Military marmalade

On leaving for a week in Brittany last Friday, I grabbed a random selection of books from my shelf as I headed for the front door. Hopeless, of course; holiday reading needs careful consideration, and this last-minute grab was given anything but.

It turned out to be a rather earnest brace of paperbacks; a book of Chekhov's short stories (abandoned at our Wiltshire stopover after just a couple of paragraphs; the translation was a bit stiff); and Robert Graves's Goodbye to All That, a sparely written, cold-eyed and extremely absorbing account of the horrors of, first, life at an English public school and, second, of the author's time in the WWI trenches. And, as so often happens with the books I read (which do tend to be a bit British/historic/foodie in their theme), it wasn't long before marmalade made an appearance.

From Chapter 12 (from a lovely, worn, 1960 Penguin edition, priced at 3/6, rather than the edition shown here):

"Breakfast at company headquarters consisted of bacon, eggs, coffee, toast, and marmalade.
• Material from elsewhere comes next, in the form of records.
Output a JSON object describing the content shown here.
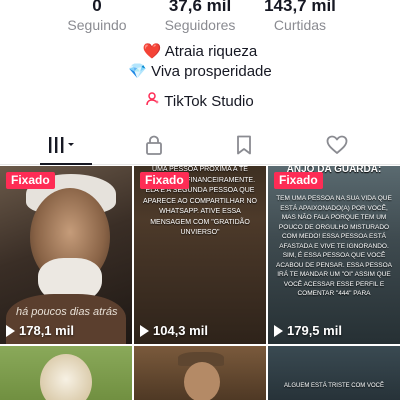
{
  "stats": [
    {
      "value": "0",
      "label": "Seguindo"
    },
    {
      "value": "37,6 mil",
      "label": "Seguidores"
    },
    {
      "value": "143,7 mil",
      "label": "Curtidas"
    }
  ],
  "bio": {
    "line1": "❤️ Atraia riqueza",
    "line2": "💎 Viva prosperidade"
  },
  "studio": {
    "label": "TikTok Studio"
  },
  "tabs": [
    {
      "name": "videos",
      "icon": "grid-icon"
    },
    {
      "name": "private",
      "icon": "lock-icon"
    },
    {
      "name": "favorites",
      "icon": "bookmark-icon"
    },
    {
      "name": "liked",
      "icon": "heart-icon"
    }
  ],
  "videos": [
    {
      "pinned_label": "Fixado",
      "views": "178,1 mil",
      "caption": "há poucos dias atrás"
    },
    {
      "pinned_label": "Fixado",
      "views": "104,3 mil",
      "text": "UMA PESSOA PRÓXIMA A TE ABENÇOAR FINANCEIRAMENTE. ELA É A SEGUNDA PESSOA QUE APARECE AO COMPARTILHAR NO WHATSAPP. ATIVE ESSA MENSAGEM COM \"GRATIDÃO UNVIERSO\""
    },
    {
      "pinned_label": "Fixado",
      "views": "179,5 mil",
      "title": "ANJO DA GUARDA:",
      "text": "TEM UMA PESSOA NA SUA VIDA QUE ESTÁ APAIXONADO(A) POR VOCÊ, MAS NÃO FALA PORQUE TEM UM POUCO DE ORGULHO MISTURADO COM MEDO! ESSA PESSOA ESTÁ AFASTADA E VIVE TE IGNORANDO. SIM, É ESSA PESSOA QUE VOCÊ ACABOU DE PENSAR. ESSA PESSOA IRÁ TE MANDAR UM \"OI\" ASSIM QUE VOCÊ ACESSAR ESSE PERFIL E COMENTAR \"444\" PARA"
    },
    {
      "pinned_label": "",
      "views": ""
    },
    {
      "pinned_label": "",
      "views": ""
    },
    {
      "pinned_label": "",
      "views": "",
      "text": "ALGUEM ESTÁ TRISTE COM VOCÊ"
    }
  ],
  "colors": {
    "accent": "#fe2c55",
    "text_primary": "#161823",
    "text_secondary": "#8a8b91"
  }
}
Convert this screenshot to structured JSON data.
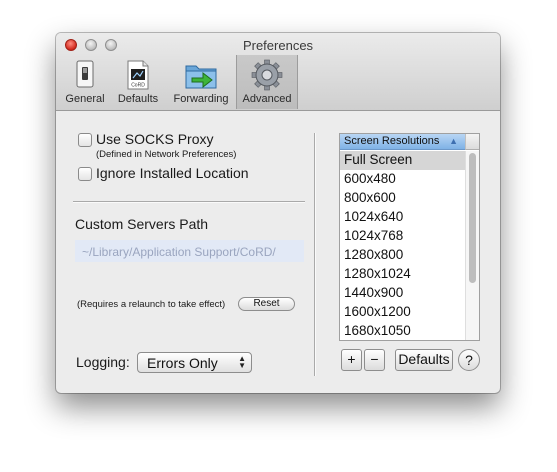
{
  "window": {
    "title": "Preferences"
  },
  "toolbar": {
    "items": [
      {
        "label": "General",
        "icon": "switch-icon"
      },
      {
        "label": "Defaults",
        "icon": "document-icon",
        "icon_text": "CoRD"
      },
      {
        "label": "Forwarding",
        "icon": "folder-arrow-icon"
      },
      {
        "label": "Advanced",
        "icon": "gear-icon",
        "selected": true
      }
    ]
  },
  "advanced": {
    "socks_label": "Use SOCKS Proxy",
    "socks_note": "(Defined in Network Preferences)",
    "socks_checked": false,
    "ignore_label": "Ignore Installed Location",
    "ignore_checked": false,
    "servers_path_title": "Custom Servers Path",
    "servers_path_placeholder": "~/Library/Application Support/CoRD/",
    "relaunch_note": "(Requires a relaunch to take effect)",
    "reset_label": "Reset",
    "logging_label": "Logging:",
    "logging_value": "Errors Only"
  },
  "resolutions": {
    "header": "Screen Resolutions",
    "sort": "ascending",
    "rows": [
      "Full Screen",
      "600x480",
      "800x600",
      "1024x640",
      "1024x768",
      "1280x800",
      "1280x1024",
      "1440x900",
      "1600x1200",
      "1680x1050"
    ],
    "add_label": "+",
    "remove_label": "−",
    "defaults_label": "Defaults",
    "help_label": "?"
  },
  "colors": {
    "accent_header": "#7fb2e6",
    "close_button": "#d1281c",
    "field_background": "#e2e9f6",
    "field_text": "#9aa5bf"
  }
}
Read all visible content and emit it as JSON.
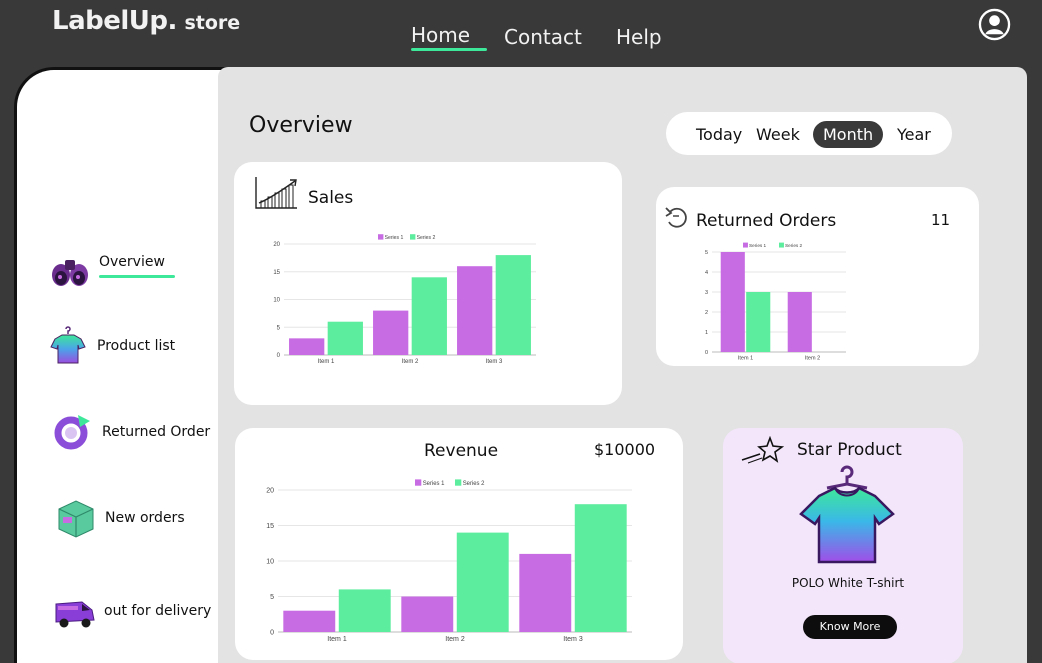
{
  "brand": {
    "main": "LabelUp.",
    "sub": "store"
  },
  "nav": {
    "items": [
      {
        "label": "Home"
      },
      {
        "label": "Contact"
      },
      {
        "label": "Help"
      }
    ]
  },
  "sidebar": {
    "items": [
      {
        "label": "Overview",
        "icon": "binoculars-icon"
      },
      {
        "label": "Product list",
        "icon": "tshirt-icon"
      },
      {
        "label": "Returned Order",
        "icon": "return-arrow-icon"
      },
      {
        "label": "New orders",
        "icon": "box-icon"
      },
      {
        "label": "out for delivery",
        "icon": "van-icon"
      }
    ]
  },
  "overview": {
    "title": "Overview"
  },
  "period": {
    "options": [
      "Today",
      "Week",
      "Month",
      "Year"
    ],
    "selected": "Month"
  },
  "sales": {
    "title": "Sales"
  },
  "returned": {
    "title": "Returned Orders",
    "count": "11"
  },
  "revenue": {
    "title": "Revenue",
    "amount": "$10000"
  },
  "star": {
    "title": "Star Product",
    "product_name": "POLO White T-shirt",
    "button": "Know More"
  },
  "colors": {
    "series1": "#c86ce4",
    "series2": "#5ded9e",
    "accent": "#3ee89a",
    "dark": "#3a3939"
  },
  "chart_data": [
    {
      "type": "bar",
      "name": "sales-chart",
      "categories": [
        "Item 1",
        "Item 2",
        "Item 3"
      ],
      "series": [
        {
          "name": "Series 1",
          "values": [
            3,
            8,
            16
          ]
        },
        {
          "name": "Series 2",
          "values": [
            6,
            14,
            18
          ]
        }
      ],
      "yticks": [
        0,
        5,
        10,
        15,
        20
      ],
      "ylim": [
        0,
        20
      ],
      "legend": "top"
    },
    {
      "type": "bar",
      "name": "returned-chart",
      "categories": [
        "Item 1",
        "Item 2"
      ],
      "series": [
        {
          "name": "Series 1",
          "values": [
            5,
            3
          ]
        },
        {
          "name": "Series 2",
          "values": [
            3,
            0
          ]
        }
      ],
      "yticks": [
        0,
        1,
        2,
        3,
        4,
        5
      ],
      "ylim": [
        0,
        5
      ],
      "legend": "top"
    },
    {
      "type": "bar",
      "name": "revenue-chart",
      "categories": [
        "Item 1",
        "Item 2",
        "Item 3"
      ],
      "series": [
        {
          "name": "Series 1",
          "values": [
            3,
            5,
            11
          ]
        },
        {
          "name": "Series 2",
          "values": [
            6,
            14,
            18
          ]
        }
      ],
      "yticks": [
        0,
        5,
        10,
        15,
        20
      ],
      "ylim": [
        0,
        20
      ],
      "legend": "top"
    }
  ]
}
There were three chairs and two ammunition boxes to sit on... [Dunn] had begun telling me just how much I could expect from the men at my platoon inspection of rifles and equipment, when a soldier came rushing in, his eyes blank with horror and excitement. 'Gas, sir, gas! They're using gas!'

'My God!' exclaimed Price. We all looked at Dunn, whose soldier-servant the man was.

Dunn said imperturbably: 'Very well, Kingdom, bring me my respirator from the other room, and another pot of marmalade.' "

Blackadder couldn't have put it better himself.